Hi,
Has anyone had issues blocking the MJ12bot?
MJ12bot belongs to https://majestic.com. Have you or are you using their services in your site?
No not at all. My host cloudways put me on to it. I can see that soemtimes their bot visits the site 100s of times an hour. I’ve put MJ12bot in the agent blacklist but it doesn’t seem to stop them.
Hi, are you able to find out what IP address is used by the bot?
Hi,
It uses multiple IP addresses. Here is what Majestic say
“MJ12bot adheres to the robots.txt standard.

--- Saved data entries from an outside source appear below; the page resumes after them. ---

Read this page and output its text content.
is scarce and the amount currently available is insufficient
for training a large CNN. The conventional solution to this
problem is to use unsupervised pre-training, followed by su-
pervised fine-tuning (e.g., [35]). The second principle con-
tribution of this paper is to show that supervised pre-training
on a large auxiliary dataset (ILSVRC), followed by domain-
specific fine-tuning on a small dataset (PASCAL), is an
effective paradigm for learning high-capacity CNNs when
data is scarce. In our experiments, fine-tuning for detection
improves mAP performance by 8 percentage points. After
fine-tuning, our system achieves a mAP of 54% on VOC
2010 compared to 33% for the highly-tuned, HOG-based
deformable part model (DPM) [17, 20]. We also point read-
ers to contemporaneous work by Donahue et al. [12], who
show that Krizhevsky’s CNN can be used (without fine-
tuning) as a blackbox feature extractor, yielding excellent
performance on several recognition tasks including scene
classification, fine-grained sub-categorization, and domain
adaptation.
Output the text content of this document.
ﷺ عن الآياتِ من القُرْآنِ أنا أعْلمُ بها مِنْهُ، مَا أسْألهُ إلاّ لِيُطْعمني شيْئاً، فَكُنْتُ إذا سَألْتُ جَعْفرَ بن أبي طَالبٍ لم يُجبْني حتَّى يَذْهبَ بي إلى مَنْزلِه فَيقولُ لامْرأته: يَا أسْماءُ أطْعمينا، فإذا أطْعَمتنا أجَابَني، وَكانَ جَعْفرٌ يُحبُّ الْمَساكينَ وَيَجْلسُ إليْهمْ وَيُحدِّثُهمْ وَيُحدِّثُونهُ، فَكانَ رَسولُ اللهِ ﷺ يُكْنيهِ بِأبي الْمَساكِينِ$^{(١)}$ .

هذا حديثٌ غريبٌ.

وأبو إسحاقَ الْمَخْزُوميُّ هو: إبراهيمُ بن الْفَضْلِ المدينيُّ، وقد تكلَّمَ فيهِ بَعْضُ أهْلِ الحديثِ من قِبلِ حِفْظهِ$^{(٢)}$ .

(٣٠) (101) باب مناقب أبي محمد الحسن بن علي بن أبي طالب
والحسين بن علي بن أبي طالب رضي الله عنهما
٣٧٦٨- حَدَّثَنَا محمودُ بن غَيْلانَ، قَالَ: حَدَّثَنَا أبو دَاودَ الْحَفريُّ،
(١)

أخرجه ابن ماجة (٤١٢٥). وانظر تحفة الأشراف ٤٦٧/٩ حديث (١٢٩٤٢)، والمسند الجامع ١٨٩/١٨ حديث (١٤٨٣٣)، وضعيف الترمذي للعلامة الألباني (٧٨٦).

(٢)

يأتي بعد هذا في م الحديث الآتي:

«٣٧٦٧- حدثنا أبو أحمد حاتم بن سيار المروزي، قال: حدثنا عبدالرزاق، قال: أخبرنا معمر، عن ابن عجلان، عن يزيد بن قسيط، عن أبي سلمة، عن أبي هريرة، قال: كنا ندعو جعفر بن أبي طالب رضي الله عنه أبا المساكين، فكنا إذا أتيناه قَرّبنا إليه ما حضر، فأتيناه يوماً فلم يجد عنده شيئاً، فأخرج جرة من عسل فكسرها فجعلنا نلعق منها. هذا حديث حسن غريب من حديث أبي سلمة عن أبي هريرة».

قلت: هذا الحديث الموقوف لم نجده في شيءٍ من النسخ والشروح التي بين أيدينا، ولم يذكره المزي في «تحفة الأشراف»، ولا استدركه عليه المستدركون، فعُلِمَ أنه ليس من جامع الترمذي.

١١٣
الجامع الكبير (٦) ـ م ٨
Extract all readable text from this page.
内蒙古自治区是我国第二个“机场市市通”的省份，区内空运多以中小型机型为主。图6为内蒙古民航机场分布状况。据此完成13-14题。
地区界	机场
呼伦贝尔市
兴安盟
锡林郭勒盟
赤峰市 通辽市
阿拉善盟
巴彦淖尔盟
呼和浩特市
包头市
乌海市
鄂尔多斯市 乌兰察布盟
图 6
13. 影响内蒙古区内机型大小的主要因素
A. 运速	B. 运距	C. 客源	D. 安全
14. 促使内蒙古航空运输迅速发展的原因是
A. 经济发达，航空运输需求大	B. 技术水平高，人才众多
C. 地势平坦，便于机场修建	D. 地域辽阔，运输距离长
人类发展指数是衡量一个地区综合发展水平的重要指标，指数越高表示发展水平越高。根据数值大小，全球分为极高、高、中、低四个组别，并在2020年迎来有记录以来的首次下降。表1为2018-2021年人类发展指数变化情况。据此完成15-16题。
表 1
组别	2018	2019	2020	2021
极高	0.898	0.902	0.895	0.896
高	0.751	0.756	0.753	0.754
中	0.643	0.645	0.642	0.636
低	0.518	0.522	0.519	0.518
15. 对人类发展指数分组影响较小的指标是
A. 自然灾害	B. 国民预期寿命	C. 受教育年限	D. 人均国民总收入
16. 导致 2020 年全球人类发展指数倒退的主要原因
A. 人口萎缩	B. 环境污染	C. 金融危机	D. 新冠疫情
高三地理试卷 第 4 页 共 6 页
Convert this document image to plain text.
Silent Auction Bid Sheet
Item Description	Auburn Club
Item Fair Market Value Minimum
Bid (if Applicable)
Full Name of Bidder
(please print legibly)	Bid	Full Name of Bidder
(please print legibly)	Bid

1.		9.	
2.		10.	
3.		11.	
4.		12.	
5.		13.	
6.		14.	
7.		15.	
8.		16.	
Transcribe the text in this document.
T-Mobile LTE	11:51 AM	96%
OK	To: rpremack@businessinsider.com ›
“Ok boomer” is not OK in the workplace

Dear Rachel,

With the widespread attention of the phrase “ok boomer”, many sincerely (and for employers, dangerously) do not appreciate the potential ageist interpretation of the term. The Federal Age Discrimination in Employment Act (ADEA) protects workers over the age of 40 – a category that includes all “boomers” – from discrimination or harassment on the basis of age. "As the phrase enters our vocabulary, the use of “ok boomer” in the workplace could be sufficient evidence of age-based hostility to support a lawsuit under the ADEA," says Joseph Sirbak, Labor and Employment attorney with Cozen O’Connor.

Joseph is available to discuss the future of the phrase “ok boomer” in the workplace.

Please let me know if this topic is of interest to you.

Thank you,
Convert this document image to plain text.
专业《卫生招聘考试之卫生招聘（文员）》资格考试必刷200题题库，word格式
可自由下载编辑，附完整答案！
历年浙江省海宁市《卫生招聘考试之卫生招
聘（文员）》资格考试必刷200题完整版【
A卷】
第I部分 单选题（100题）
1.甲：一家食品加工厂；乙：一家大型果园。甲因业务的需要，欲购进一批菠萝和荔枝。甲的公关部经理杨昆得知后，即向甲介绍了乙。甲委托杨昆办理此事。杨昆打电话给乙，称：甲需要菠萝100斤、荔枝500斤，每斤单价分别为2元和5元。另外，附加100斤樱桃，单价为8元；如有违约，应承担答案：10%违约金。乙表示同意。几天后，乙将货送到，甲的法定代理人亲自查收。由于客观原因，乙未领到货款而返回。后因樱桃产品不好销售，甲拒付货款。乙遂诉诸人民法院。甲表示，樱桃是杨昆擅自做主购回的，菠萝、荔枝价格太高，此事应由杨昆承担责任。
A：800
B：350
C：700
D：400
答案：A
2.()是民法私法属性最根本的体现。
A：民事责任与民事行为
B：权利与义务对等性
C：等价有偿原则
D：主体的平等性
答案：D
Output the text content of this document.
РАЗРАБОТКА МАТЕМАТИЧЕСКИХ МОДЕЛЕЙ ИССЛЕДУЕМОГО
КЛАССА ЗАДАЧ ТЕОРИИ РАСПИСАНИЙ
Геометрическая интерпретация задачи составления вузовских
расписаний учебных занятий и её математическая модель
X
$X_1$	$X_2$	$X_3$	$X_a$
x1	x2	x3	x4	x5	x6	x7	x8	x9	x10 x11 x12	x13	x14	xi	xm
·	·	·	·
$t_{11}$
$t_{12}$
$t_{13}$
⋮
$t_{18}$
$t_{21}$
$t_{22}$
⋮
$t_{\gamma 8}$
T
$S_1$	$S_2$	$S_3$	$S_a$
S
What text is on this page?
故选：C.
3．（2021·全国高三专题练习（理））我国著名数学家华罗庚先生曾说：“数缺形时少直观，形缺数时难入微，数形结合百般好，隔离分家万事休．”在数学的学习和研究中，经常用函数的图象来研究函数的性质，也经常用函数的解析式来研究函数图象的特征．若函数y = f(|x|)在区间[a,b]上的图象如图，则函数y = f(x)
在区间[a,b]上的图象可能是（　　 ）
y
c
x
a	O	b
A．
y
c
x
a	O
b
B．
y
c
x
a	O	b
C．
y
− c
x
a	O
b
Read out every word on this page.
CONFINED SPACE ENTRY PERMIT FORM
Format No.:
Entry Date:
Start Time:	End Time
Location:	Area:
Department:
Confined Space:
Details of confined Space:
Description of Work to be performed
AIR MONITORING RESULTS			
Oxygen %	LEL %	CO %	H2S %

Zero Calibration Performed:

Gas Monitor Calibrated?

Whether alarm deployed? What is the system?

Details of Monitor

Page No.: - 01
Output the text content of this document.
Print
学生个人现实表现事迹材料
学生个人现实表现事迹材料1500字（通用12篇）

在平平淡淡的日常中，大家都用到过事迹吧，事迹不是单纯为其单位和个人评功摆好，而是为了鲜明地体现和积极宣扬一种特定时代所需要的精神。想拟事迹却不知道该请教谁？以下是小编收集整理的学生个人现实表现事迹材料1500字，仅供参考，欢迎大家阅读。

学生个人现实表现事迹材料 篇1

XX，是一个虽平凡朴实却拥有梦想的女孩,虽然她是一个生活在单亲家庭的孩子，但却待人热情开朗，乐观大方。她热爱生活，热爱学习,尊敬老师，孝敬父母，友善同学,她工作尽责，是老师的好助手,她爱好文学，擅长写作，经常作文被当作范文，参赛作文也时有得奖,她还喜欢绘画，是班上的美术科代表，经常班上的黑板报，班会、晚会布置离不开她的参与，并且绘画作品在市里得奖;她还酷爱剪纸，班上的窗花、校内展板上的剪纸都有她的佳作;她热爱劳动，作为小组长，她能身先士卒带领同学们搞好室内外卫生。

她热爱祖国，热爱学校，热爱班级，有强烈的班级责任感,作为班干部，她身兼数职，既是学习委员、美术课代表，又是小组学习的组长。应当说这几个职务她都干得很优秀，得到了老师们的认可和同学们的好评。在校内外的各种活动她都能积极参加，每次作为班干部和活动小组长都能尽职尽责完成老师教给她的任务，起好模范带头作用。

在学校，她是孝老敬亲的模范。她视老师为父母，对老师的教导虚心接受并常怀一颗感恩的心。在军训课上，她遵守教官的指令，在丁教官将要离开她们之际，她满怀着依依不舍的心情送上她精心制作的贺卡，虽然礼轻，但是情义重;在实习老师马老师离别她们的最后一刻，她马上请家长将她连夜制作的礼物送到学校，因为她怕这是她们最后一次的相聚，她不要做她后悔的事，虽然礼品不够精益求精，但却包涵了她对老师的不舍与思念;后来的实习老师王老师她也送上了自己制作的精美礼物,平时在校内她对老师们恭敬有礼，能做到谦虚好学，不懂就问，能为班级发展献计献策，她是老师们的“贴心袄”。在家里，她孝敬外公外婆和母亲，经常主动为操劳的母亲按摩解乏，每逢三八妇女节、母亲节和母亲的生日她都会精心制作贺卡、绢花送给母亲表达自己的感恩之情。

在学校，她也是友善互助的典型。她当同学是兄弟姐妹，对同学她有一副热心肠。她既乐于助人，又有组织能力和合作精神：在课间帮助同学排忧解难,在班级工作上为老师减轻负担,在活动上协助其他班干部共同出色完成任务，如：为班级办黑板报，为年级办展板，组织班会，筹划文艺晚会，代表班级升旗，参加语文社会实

If you want the bot to prevent website from being crawled then add the following text to your robots.txt:
User-agent: MJ12bot
Disallow: /
Please do not block our bot via IP in htaccess – we do not use any consecutive IP blocks as we are a community based distributed crawler. Please always make sure the bot can actually retrieve robots.txt itself. If it can’t then it will assume that it is okay to crawl your site.
If you have reason to believe that MJ12bot did NOT obey your robots.txt commands, then please let us know via email: [email protected]. Please provide URL to your website and log entries showing bot trying to retrieve pages that it was not supposed to.”
Hence my question do you create a Robots.txt?
Thank you,
Matthew
I’ve tried creating a robots.txt to see if that will work, but i’m surprised ALL in one doesn’t seem to create one?
Hi,
I’ve tried creating a robots.txt to see if that will work,
Are you able to block the bot using a robots.txt file?
adheres or not… i think no bot got the right to fetch over 1000 url in 1 day :((((
how do we lower crawl rate? It’s doing 1000’s of page views a day?
Any way to lower crawl rate for my entire server by IP?
I run hosting company. And it’s killing us…
@ravetildon, can you start a new support thread.
Thank you